Formentera, paraíso recuperado
La isla habitada más pequeña de Baleares tiene sólo 83,2 km², pero su belleza ha hecho de ella uno de los destinos más deseados del mundo. Desde Julio Verne a Bob Dylan, Jimi Hendrix, Valentino Rossi o Kate Moss… todos se han fijado en ella. La PM-820 es su columna vertebral de este a oeste y con 20 km la distancia más larga que se puede hacer, entre el puerto de Sa Savina y el faro de Cap de la Mola, el punto más alto a 192 metros sobre el mar. Una carretera con un carril por sentido, ningún semáforo, tres rotondas y sólo ocho o diez curvas en la subida a la Mola. Pero el tráfico de ciclomotores es endiablado, sobre todo en verano.

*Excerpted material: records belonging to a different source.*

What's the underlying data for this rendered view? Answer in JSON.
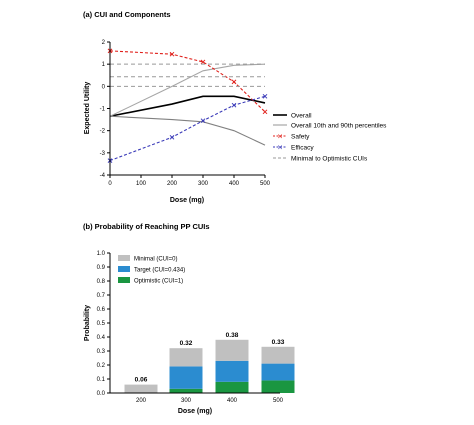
{
  "chart_data": [
    {
      "type": "line",
      "title": "(a) CUI and Components",
      "xlabel": "Dose (mg)",
      "ylabel": "Expected Utility",
      "x": [
        0,
        100,
        200,
        300,
        400,
        500
      ],
      "x_ticks": [
        "0",
        "100",
        "200",
        "300",
        "400",
        "500"
      ],
      "y_ticks": [
        "-4",
        "-3",
        "-2",
        "-1",
        "0",
        "1",
        "2"
      ],
      "xlim": [
        0,
        500
      ],
      "ylim": [
        -4,
        2
      ],
      "grid": false,
      "legend_position": "right",
      "series": [
        {
          "name": "Overall",
          "style": "solid",
          "color": "#000000",
          "x": [
            0,
            200,
            300,
            400,
            500
          ],
          "y": [
            -1.35,
            -0.8,
            -0.45,
            -0.45,
            -0.75
          ]
        },
        {
          "name": "Overall 10th and 90th percentiles",
          "style": "solid",
          "color": "#a6a6a6",
          "x": [
            0,
            200,
            300,
            400,
            500
          ],
          "y": [
            -1.35,
            0.0,
            0.7,
            0.95,
            1.0
          ]
        },
        {
          "name": "",
          "style": "solid",
          "color": "#808080",
          "x": [
            0,
            200,
            300,
            400,
            500
          ],
          "y": [
            -1.35,
            -1.5,
            -1.6,
            -2.0,
            -2.65
          ]
        },
        {
          "name": "Safety",
          "style": "dashed",
          "marker": "x",
          "color": "#e0201b",
          "x": [
            0,
            200,
            300,
            400,
            500
          ],
          "y": [
            1.6,
            1.45,
            1.1,
            0.2,
            -1.15
          ]
        },
        {
          "name": "Efficacy",
          "style": "dashed",
          "marker": "x",
          "color": "#3a3ab8",
          "x": [
            0,
            200,
            300,
            400,
            500
          ],
          "y": [
            -3.35,
            -2.3,
            -1.55,
            -0.85,
            -0.45
          ]
        },
        {
          "name": "Minimal to Optimistic CUIs",
          "style": "dashed",
          "color": "#999999",
          "lines": [
            0.0,
            0.434,
            1.0
          ]
        }
      ]
    },
    {
      "type": "bar",
      "stacked": true,
      "title": "(b) Probability of Reaching PP CUIs",
      "xlabel": "Dose (mg)",
      "ylabel": "Probability",
      "categories": [
        "200",
        "300",
        "400",
        "500"
      ],
      "y_ticks": [
        "0.0",
        "0.1",
        "0.2",
        "0.3",
        "0.4",
        "0.5",
        "0.6",
        "0.7",
        "0.8",
        "0.9",
        "1.0"
      ],
      "ylim": [
        0,
        1
      ],
      "grid": false,
      "legend_position": "top-left",
      "totals_labels": [
        "0.06",
        "0.32",
        "0.38",
        "0.33"
      ],
      "series": [
        {
          "name": "Optimistic (CUI=1)",
          "color": "#1a9641",
          "values": [
            0.0,
            0.03,
            0.08,
            0.09
          ]
        },
        {
          "name": "Target (CUI=0.434)",
          "color": "#2b8cd0",
          "values": [
            0.0,
            0.16,
            0.15,
            0.12
          ]
        },
        {
          "name": "Minimal (CUI=0)",
          "color": "#c0c0c0",
          "values": [
            0.06,
            0.13,
            0.15,
            0.12
          ]
        }
      ]
    }
  ]
}
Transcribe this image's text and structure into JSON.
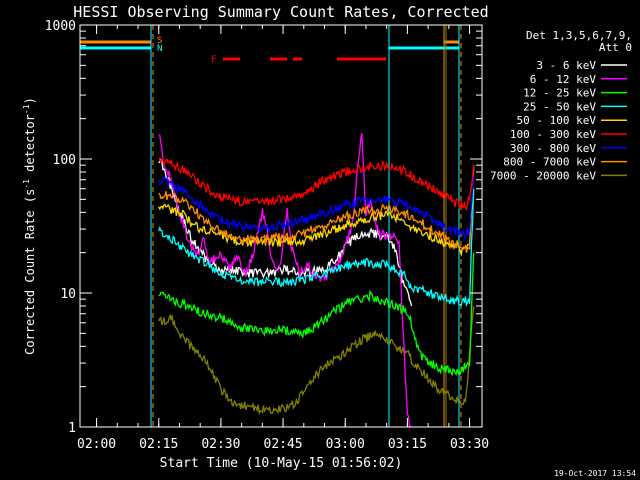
{
  "chart_data": {
    "type": "line",
    "title": "HESSI Observing Summary Count Rates, Corrected",
    "xlabel": "Start Time (10-May-15 01:56:02)",
    "ylabel_main": "Corrected Count Rate (s",
    "ylabel_sup1": "-1",
    "ylabel_mid": " detector",
    "ylabel_sup2": "-1",
    "ylabel_end": ")",
    "y_scale": "log",
    "ylim": [
      1,
      1000
    ],
    "xlim_minutes": [
      116,
      213
    ],
    "x_ticks": [
      {
        "m": 120,
        "label": "02:00"
      },
      {
        "m": 135,
        "label": "02:15"
      },
      {
        "m": 150,
        "label": "02:30"
      },
      {
        "m": 165,
        "label": "02:45"
      },
      {
        "m": 180,
        "label": "03:00"
      },
      {
        "m": 195,
        "label": "03:15"
      },
      {
        "m": 210,
        "label": "03:30"
      }
    ],
    "y_ticks": [
      {
        "v": 1,
        "label": "1"
      },
      {
        "v": 10,
        "label": "10"
      },
      {
        "v": 100,
        "label": "100"
      },
      {
        "v": 1000,
        "label": "1000"
      }
    ],
    "legend_header": [
      "Det 1,3,5,6,7,9,",
      "Att 0"
    ],
    "legend_placement": "right",
    "timestamp": "19-Oct-2017 13:54",
    "flag_labels": {
      "saa": "S",
      "night": "N",
      "flare": "F"
    },
    "series": [
      {
        "name": "3 - 6 keV",
        "color": "#ffffff",
        "points": [
          [
            135,
            100
          ],
          [
            137,
            75
          ],
          [
            140,
            40
          ],
          [
            143,
            25
          ],
          [
            147,
            17
          ],
          [
            150,
            15
          ],
          [
            153,
            15
          ],
          [
            157,
            14
          ],
          [
            160,
            14
          ],
          [
            163,
            14
          ],
          [
            165,
            15
          ],
          [
            170,
            14
          ],
          [
            175,
            15
          ],
          [
            178,
            18
          ],
          [
            181,
            24
          ],
          [
            184,
            28
          ],
          [
            187,
            28
          ],
          [
            190,
            26
          ],
          [
            192,
            22
          ],
          [
            194,
            12
          ],
          [
            196,
            8
          ]
        ]
      },
      {
        "name": "6 - 12 keV",
        "color": "#ff00ff",
        "points": [
          [
            135,
            160
          ],
          [
            136,
            100
          ],
          [
            138,
            70
          ],
          [
            140,
            40
          ],
          [
            142,
            25
          ],
          [
            144,
            19
          ],
          [
            146,
            25
          ],
          [
            147,
            17
          ],
          [
            150,
            20
          ],
          [
            152,
            15
          ],
          [
            154,
            19
          ],
          [
            156,
            14
          ],
          [
            158,
            20
          ],
          [
            160,
            40
          ],
          [
            161,
            32
          ],
          [
            162,
            18
          ],
          [
            164,
            14
          ],
          [
            166,
            40
          ],
          [
            167,
            22
          ],
          [
            169,
            14
          ],
          [
            171,
            16
          ],
          [
            173,
            13
          ],
          [
            175,
            13
          ],
          [
            178,
            16
          ],
          [
            180,
            22
          ],
          [
            182,
            35
          ],
          [
            183,
            90
          ],
          [
            184,
            160
          ],
          [
            185,
            38
          ],
          [
            186,
            50
          ],
          [
            188,
            28
          ],
          [
            190,
            26
          ],
          [
            192,
            28
          ],
          [
            193,
            24
          ],
          [
            194,
            5
          ],
          [
            195,
            1.2
          ],
          [
            196,
            1
          ]
        ]
      },
      {
        "name": "12 - 25 keV",
        "color": "#00ff00",
        "points": [
          [
            135,
            10
          ],
          [
            138,
            9
          ],
          [
            142,
            8
          ],
          [
            146,
            7
          ],
          [
            150,
            6.5
          ],
          [
            155,
            5.5
          ],
          [
            160,
            5.2
          ],
          [
            165,
            5.3
          ],
          [
            170,
            5
          ],
          [
            174,
            6
          ],
          [
            178,
            7.5
          ],
          [
            182,
            9
          ],
          [
            186,
            9.5
          ],
          [
            190,
            8.5
          ],
          [
            194,
            7.5
          ],
          [
            196,
            6
          ],
          [
            198,
            3.5
          ],
          [
            202,
            2.8
          ],
          [
            207,
            2.5
          ],
          [
            210,
            3
          ],
          [
            211,
            20
          ]
        ]
      },
      {
        "name": "25 - 50 keV",
        "color": "#00ffff",
        "points": [
          [
            135,
            30
          ],
          [
            138,
            25
          ],
          [
            142,
            20
          ],
          [
            146,
            17
          ],
          [
            150,
            14
          ],
          [
            155,
            12.5
          ],
          [
            160,
            12
          ],
          [
            165,
            12
          ],
          [
            170,
            12.5
          ],
          [
            175,
            14
          ],
          [
            180,
            16
          ],
          [
            185,
            17
          ],
          [
            190,
            16
          ],
          [
            194,
            14
          ],
          [
            196,
            11
          ],
          [
            200,
            10
          ],
          [
            205,
            9
          ],
          [
            208,
            8.5
          ],
          [
            210,
            9
          ],
          [
            211,
            60
          ]
        ]
      },
      {
        "name": "50 - 100 keV",
        "color": "#ffd700",
        "points": [
          [
            135,
            45
          ],
          [
            140,
            40
          ],
          [
            145,
            30
          ],
          [
            150,
            27
          ],
          [
            155,
            24
          ],
          [
            160,
            24
          ],
          [
            165,
            24
          ],
          [
            170,
            25
          ],
          [
            175,
            28
          ],
          [
            180,
            32
          ],
          [
            185,
            36
          ],
          [
            190,
            38
          ],
          [
            194,
            36
          ],
          [
            196,
            30
          ],
          [
            200,
            27
          ],
          [
            205,
            23
          ],
          [
            208,
            21
          ],
          [
            210,
            22
          ],
          [
            211,
            90
          ]
        ]
      },
      {
        "name": "100 - 300 keV",
        "color": "#ff0000",
        "points": [
          [
            135,
            100
          ],
          [
            138,
            92
          ],
          [
            142,
            80
          ],
          [
            146,
            62
          ],
          [
            150,
            52
          ],
          [
            155,
            48
          ],
          [
            160,
            48
          ],
          [
            165,
            50
          ],
          [
            170,
            55
          ],
          [
            175,
            70
          ],
          [
            180,
            80
          ],
          [
            185,
            88
          ],
          [
            190,
            88
          ],
          [
            194,
            82
          ],
          [
            198,
            70
          ],
          [
            202,
            58
          ],
          [
            206,
            48
          ],
          [
            209,
            44
          ],
          [
            210,
            50
          ],
          [
            211,
            90
          ]
        ]
      },
      {
        "name": "300 - 800 keV",
        "color": "#0000ff",
        "points": [
          [
            135,
            70
          ],
          [
            138,
            65
          ],
          [
            142,
            55
          ],
          [
            146,
            42
          ],
          [
            150,
            35
          ],
          [
            155,
            31
          ],
          [
            160,
            31
          ],
          [
            165,
            32
          ],
          [
            170,
            35
          ],
          [
            175,
            40
          ],
          [
            180,
            45
          ],
          [
            185,
            50
          ],
          [
            190,
            50
          ],
          [
            194,
            47
          ],
          [
            198,
            40
          ],
          [
            202,
            34
          ],
          [
            206,
            29
          ],
          [
            209,
            27
          ],
          [
            210,
            30
          ],
          [
            211,
            75
          ]
        ]
      },
      {
        "name": "800 - 7000 keV",
        "color": "#ff8c00",
        "points": [
          [
            135,
            55
          ],
          [
            138,
            52
          ],
          [
            142,
            46
          ],
          [
            146,
            35
          ],
          [
            150,
            29
          ],
          [
            155,
            25
          ],
          [
            160,
            25
          ],
          [
            165,
            26
          ],
          [
            170,
            28
          ],
          [
            175,
            32
          ],
          [
            180,
            37
          ],
          [
            185,
            42
          ],
          [
            190,
            42
          ],
          [
            194,
            40
          ],
          [
            198,
            34
          ],
          [
            202,
            28
          ],
          [
            206,
            24
          ],
          [
            209,
            21
          ],
          [
            210,
            23
          ],
          [
            211,
            85
          ]
        ]
      },
      {
        "name": "7000 - 20000 keV",
        "color": "#808000",
        "points": [
          [
            135,
            6
          ],
          [
            138,
            6.5
          ],
          [
            141,
            4.5
          ],
          [
            145,
            3.5
          ],
          [
            148,
            2.5
          ],
          [
            150,
            1.9
          ],
          [
            153,
            1.5
          ],
          [
            158,
            1.4
          ],
          [
            163,
            1.3
          ],
          [
            168,
            1.5
          ],
          [
            172,
            2.3
          ],
          [
            176,
            3
          ],
          [
            180,
            3.5
          ],
          [
            184,
            4.5
          ],
          [
            188,
            5
          ],
          [
            192,
            4
          ],
          [
            195,
            3.5
          ],
          [
            198,
            2.7
          ],
          [
            202,
            2
          ],
          [
            206,
            1.6
          ],
          [
            209,
            1.5
          ],
          [
            211,
            8
          ]
        ]
      }
    ]
  }
}
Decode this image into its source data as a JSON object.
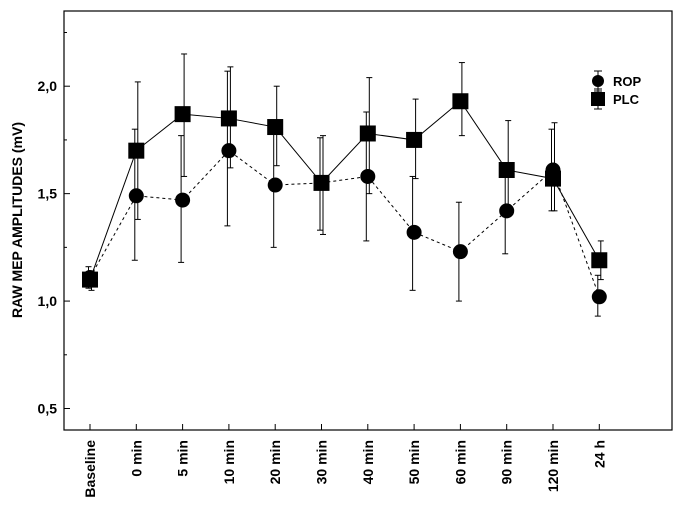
{
  "chart_data": {
    "type": "line",
    "title": "",
    "xlabel": "",
    "ylabel": "RAW  MEP AMPLITUDES (mV)",
    "ylim": [
      0.4,
      2.35
    ],
    "yticks": [
      0.5,
      1.0,
      1.5,
      2.0
    ],
    "ytick_labels": [
      "0,5",
      "1,0",
      "1,5",
      "2,0"
    ],
    "grid": false,
    "legend_position": "top-right",
    "categories": [
      "Baseline",
      "0 min",
      "5 min",
      "10 min",
      "20 min",
      "30 min",
      "40 min",
      "50 min",
      "60 min",
      "90 min",
      "120 min",
      "24 h"
    ],
    "series": [
      {
        "name": "ROP",
        "marker": "circle",
        "line_style": "dashed",
        "color": "#000000",
        "values": [
          1.11,
          1.49,
          1.47,
          1.7,
          1.54,
          1.55,
          1.58,
          1.32,
          1.23,
          1.42,
          1.61,
          1.02
        ],
        "err_low": [
          1.06,
          1.19,
          1.18,
          1.35,
          1.25,
          1.33,
          1.28,
          1.05,
          1.0,
          1.22,
          1.42,
          0.93
        ],
        "err_high": [
          1.16,
          1.8,
          1.77,
          2.07,
          1.83,
          1.76,
          1.88,
          1.58,
          1.46,
          1.62,
          1.8,
          1.12
        ]
      },
      {
        "name": "PLC",
        "marker": "square",
        "line_style": "solid",
        "color": "#000000",
        "values": [
          1.1,
          1.7,
          1.87,
          1.85,
          1.81,
          1.55,
          1.78,
          1.75,
          1.93,
          1.61,
          1.57,
          1.19
        ],
        "err_low": [
          1.05,
          1.38,
          1.58,
          1.62,
          1.63,
          1.31,
          1.5,
          1.57,
          1.77,
          1.42,
          1.42,
          1.1
        ],
        "err_high": [
          1.14,
          2.02,
          2.15,
          2.09,
          2.0,
          1.77,
          2.04,
          1.94,
          2.11,
          1.84,
          1.83,
          1.28
        ]
      }
    ]
  }
}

Los cerezos del Valle del Jerte
Situado en la provincia de Cáceres, está atravesado de este a oeste por la N-110. Este paisaje, declarado de interés cultural en 1973, va de Plasencia al puerto de Tornavacas, frontera con la provincia de Ávila. Su encanto radica en su orografía, un valle en forma de V suave, atravesado en el fondo por el río Jerte, que viene del árabe xerit (río angosto o cristalino). Zona de cerezos, los colores del valle pasan del blanco de la floración en primavera, al rojo del fruto en verano y el verde después.

Viñedos sobre el Duero
Vino y carretera pueden ser una pareja poco prudente, pero imprescindible en la Ribera del Duero, donde se hacen algunos de los mejores vinos del mundo entre castillos, monasterios, ruinas romanas y bodegas de arquitectura vanguardista. La N-122 se despliega entre Valladolid y Aranda de Duero (Burgos), atraviesa el corazón de esta zona vinícola, en paralelo al río que le da nombre, por llanuras y pequeñas colinas cubiertas de vides de Tempranillo, Cabernet, Merlot, Garnacha o Albillo y zonas de pinos, donde hay conejos, perdices y algún venado. Aquí el turismo enológico combina monasterios con placer en los hoteles Castilla Termal Monasterio de Valbuena (Valbuena del Duero) o Abadía Retuerta LeDomaine (Sardón del Duero).

Serpenteando por Tramuntana
En la isla de Mallorca (Baleares) hay una carretera, la MA-2141, de unos 14 km, que atrae a aficionados al automóvil, la moto y la bicicleta de todo el mundo. Se llama Sa Calobra (La Culebra en mallorquín), que permiten salvar los 800 metros de altura entre la sierra y el mar. Es una de las carreteras más bellas, espectaculares, peligrosas y exigentes de España y del mundo. Está llena de curvas cerradas y enlazadas, sobre precipicios cortados a pico, con una calzada estrecha sin línea central, pocos ‘quitamiedos’ y mucho tráfico. Una experiencia estimulante para cualquier conductor.